Een weerwoord kan zijn dat politiek nu eenmaal theater is of minstens hard op weg is dat te worden. Of dat landelijke politici als ze de kans krijgen elke verkiezing kapen, tot aan de gemeenteraadsverkiezingen toe.
Dat mag zo zijn, maar het belonen en afstraffen naar prestatie via het stemhokje is bij gemeentelijke verkiezingen nog springlevend. Die dynamiek is rond Provinciale Statenverkiezingen al lang weg, zo hij er ooit geweest is. Ook de opkomstcijfers van gemeentelijke verkiezingen geven minder reden tot zorg.
Alleen een cynicus geeft dus zo’n relativerend antwoord. Of een naïeveling die koste wat het kost wil vasthouden aan een bestuursmodel uit de tijd van de graafschappen en de hertogdommen, kortom uit de veertiende eeuw.
Rechts domineerde vaak Senaat
Gaat het kabinet-Rutte, dat momenteel slechts kan steunen op 35 van de 75 Eerste Kamerzetels, op 2 maart een meerderheid in de Senaat halen? Dat is koffiedik kijken. Toch is enige kansberekening wel mogelijk.
Wat de kwestie moeilijk en onzeker maakt, is vooral de positie van het CDA. In de huidige peilingen blijft de VVD ruimschoots op niveau. Scoren zij hetzelfde als bij de Tweede Kamerverkiezingen van 2010, dan pakken de liberalen over een maand vijftien Senaatszetels. De PVV overtreft tot nu toe bij elke verkiezing de verwachtingen van de toeschouwers. Die partij zou daarom straks zomaar twaalf of dertien zetels binnen kunnen slepen. Dat betekent dat het CDA mag terugzakken van de huidige 21 Senaatszetels naar 11 of 10.
Maar blijft het verlies van de christendemocraten daartoe beperkt? Dat is de grote vraag. Een peiling van omroep Limburg voorspelde onlangs dat het CDA van de achttien Limburgse Statenzetels er maar vijf zal overhouden. Als dat het landelijke beeld is, komt de coalitie straks toch nog in de problemen.
Aan één wetmatigheid kunnen Rutte en de zijnen zich in elk geval vastklampen. De achterliggende decennia had ”rechts” bijna altijd een meerderheid in de Senaat (zie staafdiagram). Wie de historische krachtsverhoudingen kent, beseft dat het heel goed mogelijk is dat VVD, PVV en CDA samen boven de 37 zetels uitstijgen. Maar of het echt gebeurt, weten we pas in de nacht van 2 maart.
Zeeland is Brabant niet
Provinciale Staten en Eerste Kamer, op het eerste gezicht hebben ze niets met elkaar van doen. Toch heeft men er vroeger wel degelijk iets mee voor gehad de Senaat getrapt te laten kiezen via de provincies.

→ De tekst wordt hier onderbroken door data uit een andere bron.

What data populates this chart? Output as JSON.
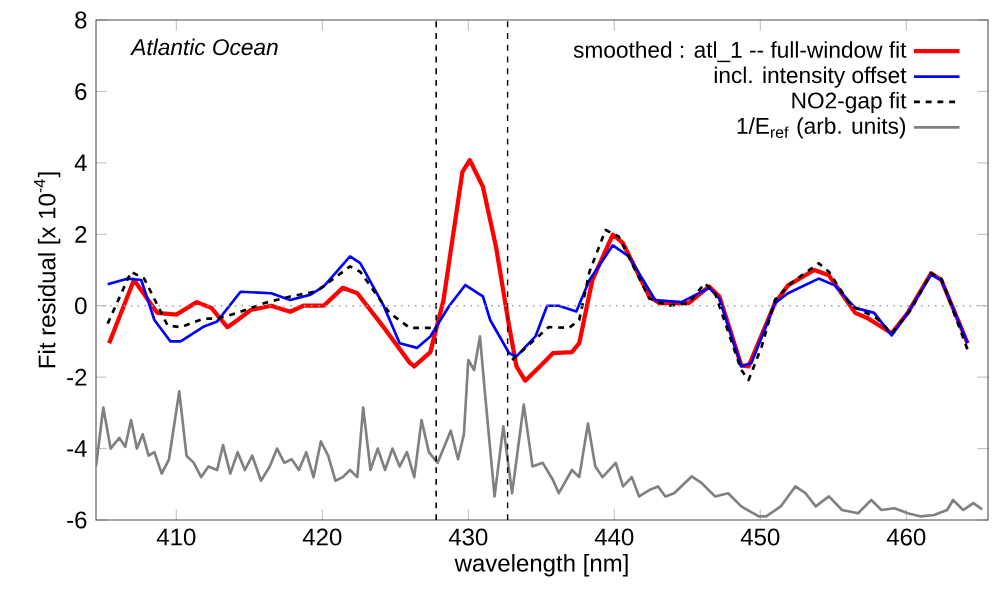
{
  "chart_data": {
    "type": "line",
    "xlabel": "wavelength  [nm]",
    "ylabel": "Fit residual  [x 10$^{-4}$]",
    "annotations": [
      "Atlantic Ocean"
    ],
    "xlim": [
      404.5,
      465.6
    ],
    "xticks": [
      410,
      420,
      430,
      440,
      450,
      460
    ],
    "ylim": [
      -6,
      8
    ],
    "yticks": [
      -6,
      -4,
      -2,
      0,
      2,
      4,
      6,
      8
    ],
    "legend": "top right",
    "marker": "none",
    "ref_lines": [
      {
        "axis": "x",
        "value": 427.8,
        "color": "#000000",
        "line_style": "dashed"
      },
      {
        "axis": "x",
        "value": 432.7,
        "color": "#000000",
        "line_style": "dashed"
      },
      {
        "axis": "y",
        "value": 0,
        "color": "#a0a0a0",
        "line_style": "dotted"
      }
    ],
    "series": [
      {
        "name": "smoothed : atl_1  --  full-window fit",
        "color": "#ff0000",
        "line_style": "solid",
        "x": [
          405.4,
          407.1,
          408.7,
          410.0,
          411.4,
          412.4,
          413.5,
          414.2,
          415.1,
          416.5,
          417.8,
          418.7,
          420.1,
          421.4,
          422.4,
          424.2,
          426.0,
          426.3,
          427.4,
          428.3,
          429.6,
          430.1,
          431.0,
          431.9,
          432.8,
          433.3,
          433.9,
          434.9,
          435.8,
          437.1,
          437.6,
          438.5,
          439.9,
          440.6,
          442.4,
          443.1,
          445.1,
          446.5,
          447.2,
          448.7,
          449.2,
          451.0,
          451.9,
          453.7,
          454.7,
          456.5,
          457.4,
          459.0,
          460.1,
          461.7,
          462.4,
          464.2
        ],
        "values": [
          -1.05,
          0.72,
          -0.2,
          -0.25,
          0.1,
          -0.06,
          -0.6,
          -0.4,
          -0.12,
          0,
          -0.17,
          0,
          0,
          0.5,
          0.35,
          -0.6,
          -1.6,
          -1.7,
          -1.3,
          0.15,
          3.75,
          4.08,
          3.33,
          1.65,
          -0.58,
          -1.7,
          -2.1,
          -1.7,
          -1.33,
          -1.3,
          -1.05,
          0.72,
          1.99,
          1.75,
          0.26,
          0.07,
          0.07,
          0.54,
          0.26,
          -1.67,
          -1.7,
          0.07,
          0.57,
          1.0,
          0.85,
          -0.2,
          -0.36,
          -0.77,
          -0.2,
          0.91,
          0.72,
          -1.05
        ]
      },
      {
        "name": "incl. intensity offset",
        "color": "#0000ff",
        "line_style": "solid",
        "x": [
          405.3,
          406.7,
          407.6,
          408.5,
          409.6,
          410.3,
          411.9,
          412.8,
          414.4,
          416.5,
          417.8,
          419.2,
          420.1,
          421.9,
          422.6,
          424.2,
          425.3,
          426.5,
          427.4,
          428.7,
          429.8,
          431.0,
          431.5,
          432.8,
          433.3,
          434.6,
          435.4,
          436.2,
          437.4,
          438.3,
          439.9,
          441.0,
          442.8,
          444.6,
          446.5,
          447.2,
          448.7,
          449.4,
          451.0,
          451.9,
          454.0,
          455.1,
          456.5,
          457.8,
          459.0,
          460.1,
          461.7,
          462.4,
          464.2
        ],
        "values": [
          0.6,
          0.76,
          0.72,
          -0.4,
          -1.0,
          -1.0,
          -0.58,
          -0.44,
          0.39,
          0.35,
          0.16,
          0.31,
          0.54,
          1.38,
          1.19,
          0,
          -1.05,
          -1.18,
          -0.86,
          0,
          0.58,
          0.26,
          -0.4,
          -1.33,
          -1.42,
          -0.86,
          0,
          0,
          -0.16,
          0.72,
          1.69,
          1.38,
          0.16,
          0.1,
          0.5,
          0.2,
          -1.7,
          -1.6,
          0.07,
          0.35,
          0.76,
          0.57,
          -0.06,
          -0.2,
          -0.83,
          -0.2,
          0.87,
          0.72,
          -1.05
        ]
      },
      {
        "name": "NO2-gap fit",
        "color": "#000000",
        "line_style": "dashed",
        "x": [
          405.3,
          406.9,
          407.8,
          409.4,
          410.3,
          411.9,
          412.8,
          414.2,
          416.0,
          417.8,
          419.6,
          421.9,
          422.6,
          424.6,
          426.0,
          427.6,
          430.0,
          433.0,
          435.5,
          436.9,
          437.6,
          438.3,
          439.4,
          440.3,
          442.4,
          443.7,
          445.1,
          446.2,
          446.9,
          448.7,
          449.2,
          450.1,
          451.0,
          452.1,
          454.0,
          454.7,
          456.2,
          458.0,
          459.0,
          460.3,
          461.7,
          462.4,
          464.2
        ],
        "values": [
          -0.5,
          0.95,
          0.76,
          -0.55,
          -0.6,
          -0.36,
          -0.36,
          -0.2,
          0.07,
          0.26,
          0.4,
          1.1,
          0.95,
          -0.2,
          -0.62,
          -0.62,
          null,
          -1.52,
          -0.6,
          -0.62,
          -0.4,
          0.95,
          2.12,
          1.94,
          0.2,
          0,
          0.07,
          0.63,
          0.35,
          -1.8,
          -2.08,
          -1.14,
          0.16,
          0.63,
          1.19,
          0.95,
          0.01,
          -0.36,
          -0.77,
          -0.12,
          0.91,
          0.76,
          -1.23
        ]
      },
      {
        "name": "1/E$_{ref}$ (arb. units)",
        "color": "#808080",
        "line_style": "solid",
        "x": [
          404.5,
          405.0,
          405.5,
          406.1,
          406.5,
          406.9,
          407.3,
          407.7,
          408.1,
          408.5,
          409.0,
          409.5,
          410.2,
          410.7,
          411.2,
          411.7,
          412.2,
          412.8,
          413.2,
          413.7,
          414.2,
          414.7,
          415.2,
          415.8,
          416.4,
          416.9,
          417.4,
          417.9,
          418.4,
          418.9,
          419.4,
          419.9,
          420.4,
          420.9,
          421.4,
          421.9,
          422.4,
          422.8,
          423.3,
          423.8,
          424.3,
          424.8,
          425.3,
          425.8,
          426.3,
          426.8,
          427.3,
          427.9,
          428.8,
          429.3,
          429.7,
          430.0,
          430.4,
          430.8,
          431.1,
          431.8,
          432.4,
          433.0,
          433.8,
          434.4,
          435.1,
          435.8,
          436.2,
          437.1,
          437.6,
          438.2,
          438.7,
          439.2,
          440.1,
          440.6,
          441.2,
          441.7,
          442.4,
          443.0,
          443.5,
          444.1,
          445.3,
          446.0,
          446.9,
          447.8,
          448.7,
          449.9,
          450.4,
          451.4,
          452.4,
          453.1,
          453.8,
          454.7,
          455.6,
          456.7,
          457.6,
          458.3,
          459.2,
          460.1,
          461.0,
          461.9,
          462.8,
          463.2,
          463.9,
          464.6,
          465.2
        ],
        "values": [
          -4.5,
          -2.85,
          -4.0,
          -3.7,
          -3.95,
          -3.2,
          -4.0,
          -3.6,
          -4.2,
          -4.1,
          -4.7,
          -4.3,
          -2.4,
          -4.2,
          -4.4,
          -4.8,
          -4.5,
          -4.6,
          -3.9,
          -4.7,
          -4.1,
          -4.6,
          -4.2,
          -4.9,
          -4.5,
          -4.0,
          -4.4,
          -4.3,
          -4.6,
          -4.1,
          -4.8,
          -3.8,
          -4.2,
          -4.9,
          -4.8,
          -4.6,
          -4.8,
          -2.85,
          -4.6,
          -4.0,
          -4.6,
          -4.0,
          -4.5,
          -4.1,
          -4.8,
          -3.2,
          -4.1,
          -4.4,
          -3.5,
          -4.3,
          -3.6,
          -1.52,
          -1.8,
          -0.86,
          -2.26,
          -5.34,
          -3.38,
          -5.25,
          -2.77,
          -4.5,
          -4.4,
          -4.88,
          -5.25,
          -4.6,
          -4.8,
          -3.3,
          -4.5,
          -4.8,
          -4.4,
          -5.06,
          -4.8,
          -5.34,
          -5.16,
          -5.06,
          -5.34,
          -5.25,
          -4.78,
          -4.97,
          -5.34,
          -5.25,
          -5.62,
          -5.9,
          -5.9,
          -5.62,
          -5.06,
          -5.25,
          -5.62,
          -5.34,
          -5.72,
          -5.81,
          -5.44,
          -5.72,
          -5.67,
          -5.81,
          -5.9,
          -5.86,
          -5.72,
          -5.44,
          -5.72,
          -5.53,
          -5.7
        ]
      }
    ]
  }
}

In de 19e eeuw leefde nog sterk de gedachte dat een rechtstreeks gekozen Tweede Kamer gemakkelijk tot revolutionaire voorstellen en toestanden kon leiden. Daarom was er, zo vond men, nog een ander vertegenwoordigend orgaan nodig, te weten de Senaat, die als een soort bezonnen tegenmacht kon functioneren en moest waken tegen „overijling.” Om die Eerste Kamer geen volstrekte kopie te laten zijn van de Tweede, moest ook zijn verkiezing anders verlopen. Dat werd dus, bij de grondwetsherziening van 1848, via de Provinciale Staten.

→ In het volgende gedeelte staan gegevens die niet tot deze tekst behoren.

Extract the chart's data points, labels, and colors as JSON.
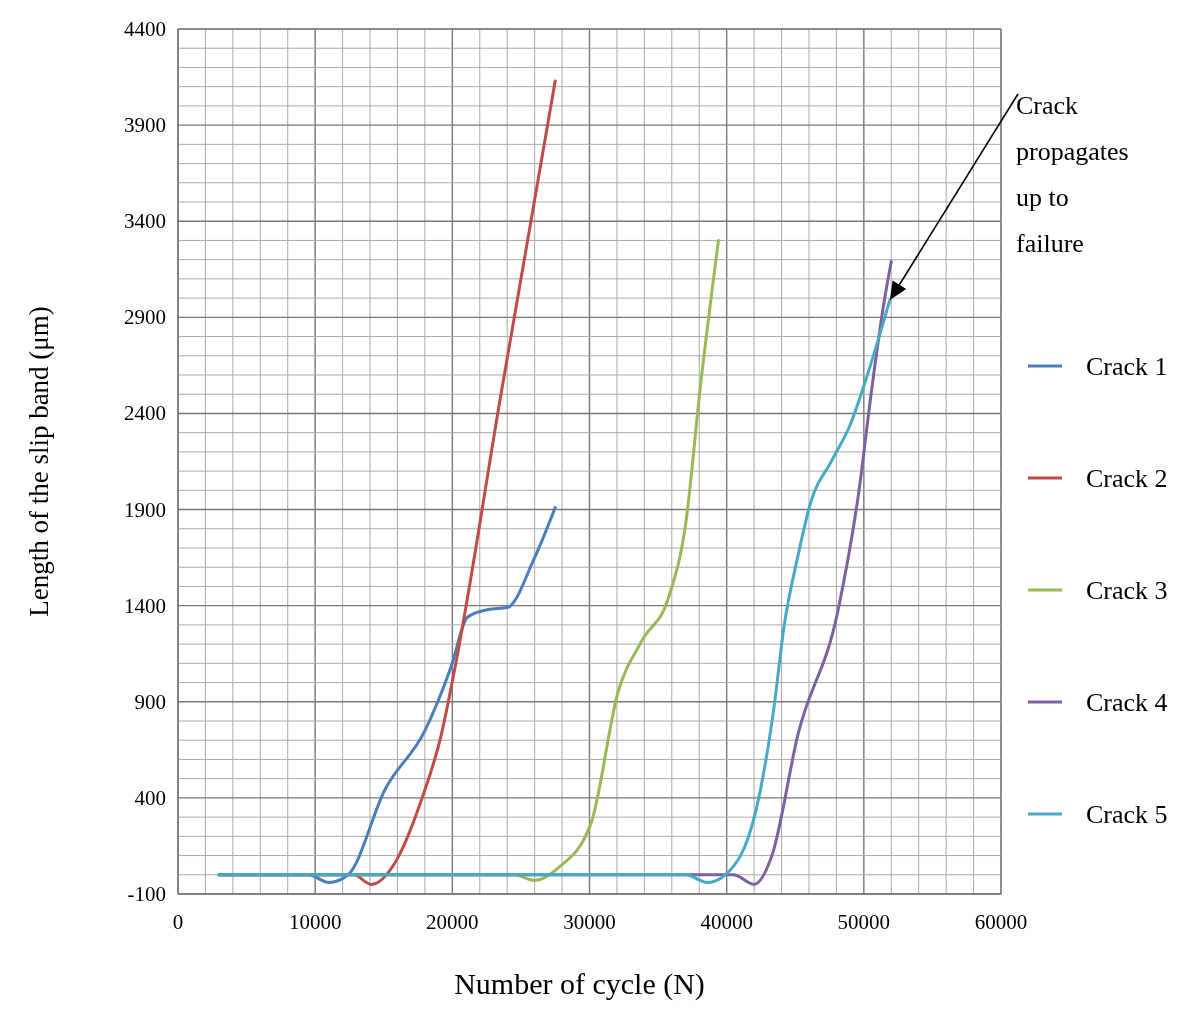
{
  "chart_data": {
    "type": "line",
    "xlabel": "Number of cycle (N)",
    "ylabel": "Length of the slip band (μm)",
    "xlim": [
      0,
      60000
    ],
    "ylim": [
      -100,
      4400
    ],
    "xticks": [
      0,
      {
        "value": 2000,
        "label": null
      },
      {
        "value": 4000,
        "label": null
      },
      {
        "value": 6000,
        "label": null
      },
      {
        "value": 8000,
        "label": null
      },
      10000,
      {
        "value": 12000,
        "label": null
      },
      {
        "value": 14000,
        "label": null
      },
      {
        "value": 16000,
        "label": null
      },
      {
        "value": 18000,
        "label": null
      },
      20000,
      {
        "value": 22000,
        "label": null
      },
      {
        "value": 24000,
        "label": null
      },
      {
        "value": 26000,
        "label": null
      },
      {
        "value": 28000,
        "label": null
      },
      30000,
      {
        "value": 32000,
        "label": null
      },
      {
        "value": 34000,
        "label": null
      },
      {
        "value": 36000,
        "label": null
      },
      {
        "value": 38000,
        "label": null
      },
      40000,
      {
        "value": 42000,
        "label": null
      },
      {
        "value": 44000,
        "label": null
      },
      {
        "value": 46000,
        "label": null
      },
      {
        "value": 48000,
        "label": null
      },
      50000,
      {
        "value": 52000,
        "label": null
      },
      {
        "value": 54000,
        "label": null
      },
      {
        "value": 56000,
        "label": null
      },
      {
        "value": 58000,
        "label": null
      },
      60000
    ],
    "yticks": [
      -100,
      {
        "value": 0,
        "label": null
      },
      {
        "value": 100,
        "label": null
      },
      {
        "value": 200,
        "label": null
      },
      {
        "value": 300,
        "label": null
      },
      400,
      {
        "value": 500,
        "label": null
      },
      {
        "value": 600,
        "label": null
      },
      {
        "value": 700,
        "label": null
      },
      {
        "value": 800,
        "label": null
      },
      900,
      {
        "value": 1000,
        "label": null
      },
      {
        "value": 1100,
        "label": null
      },
      {
        "value": 1200,
        "label": null
      },
      {
        "value": 1300,
        "label": null
      },
      1400,
      {
        "value": 1500,
        "label": null
      },
      {
        "value": 1600,
        "label": null
      },
      {
        "value": 1700,
        "label": null
      },
      {
        "value": 1800,
        "label": null
      },
      1900,
      {
        "value": 2000,
        "label": null
      },
      {
        "value": 2100,
        "label": null
      },
      {
        "value": 2200,
        "label": null
      },
      {
        "value": 2300,
        "label": null
      },
      2400,
      {
        "value": 2500,
        "label": null
      },
      {
        "value": 2600,
        "label": null
      },
      {
        "value": 2700,
        "label": null
      },
      {
        "value": 2800,
        "label": null
      },
      2900,
      {
        "value": 3000,
        "label": null
      },
      {
        "value": 3100,
        "label": null
      },
      {
        "value": 3200,
        "label": null
      },
      {
        "value": 3300,
        "label": null
      },
      3400,
      {
        "value": 3500,
        "label": null
      },
      {
        "value": 3600,
        "label": null
      },
      {
        "value": 3700,
        "label": null
      },
      {
        "value": 3800,
        "label": null
      },
      3900,
      {
        "value": 4000,
        "label": null
      },
      {
        "value": 4100,
        "label": null
      },
      {
        "value": 4200,
        "label": null
      },
      {
        "value": 4300,
        "label": null
      },
      4400
    ],
    "grid": true,
    "legend": "right",
    "marker": "none",
    "line_style": "solid",
    "series": [
      {
        "name": "Crack 1",
        "color": "#4a7ebb",
        "x": [
          3000,
          9500,
          11000,
          12400,
          15100,
          18000,
          19900,
          21100,
          22600,
          24000,
          26000,
          27500
        ],
        "values": [
          0,
          0,
          -40,
          0,
          445,
          750,
          1080,
          1340,
          1380,
          1390,
          1650,
          1910
        ]
      },
      {
        "name": "Crack 2",
        "color": "#be4b48",
        "x": [
          3000,
          12800,
          14100,
          15800,
          17700,
          19200,
          20200,
          23500,
          27500
        ],
        "values": [
          0,
          0,
          -50,
          60,
          380,
          730,
          1080,
          2480,
          4130
        ]
      },
      {
        "name": "Crack 3",
        "color": "#98b954",
        "x": [
          3000,
          24500,
          26000,
          27700,
          30100,
          32100,
          33800,
          35800,
          37000,
          38100,
          39400
        ],
        "values": [
          0,
          0,
          -30,
          35,
          265,
          955,
          1215,
          1450,
          1820,
          2550,
          3300
        ]
      },
      {
        "name": "Crack 4",
        "color": "#7d60a0",
        "x": [
          3000,
          40500,
          42000,
          43300,
          45200,
          48100,
          49600,
          50600,
          51500,
          52000
        ],
        "values": [
          0,
          0,
          -50,
          100,
          730,
          1370,
          1975,
          2540,
          2990,
          3190
        ]
      },
      {
        "name": "Crack 5",
        "color": "#46aac5",
        "x": [
          3000,
          37000,
          38600,
          39900,
          42100,
          43400,
          44200,
          45200,
          46100,
          47700,
          49000,
          50300,
          51900
        ],
        "values": [
          0,
          0,
          -40,
          0,
          325,
          845,
          1300,
          1660,
          1930,
          2160,
          2340,
          2610,
          2990
        ]
      }
    ],
    "annotations": [
      "Crack propagates up to failure"
    ]
  }
}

Hóé de leden van de Eerste Kamer gekozen worden, is enerzijds eenvoudig en anderzijds razend ingewikkeld. Het eenvoudige is dat alle Statenleden, dit jaar op 23 mei, hun stem uit mogen brengen op een van de kandidaten op een van de kieslijsten voor de Eerste Kamer. CDA-Statenleden zullen dan op Brinkman stemmen, PvdA-Statenleden op Barth, enzovoort. Het ingewikkelde is dat de stem van sommige Statenleden veel meer gewicht in de schaal legt dan die van andere. Dichtbevolkte provincies leveren een veel grotere bijdrage aan de vulling van de Senaat dan dunbevolkte (zie kaartje). Anders gezegd: om één senator gekozen te krijgen, hoeven slechts drie of vier Zuid-Hollandse Statenleden op hem te stemmen. In Drenthe zijn daar wel twintig Statenleden voor nodig.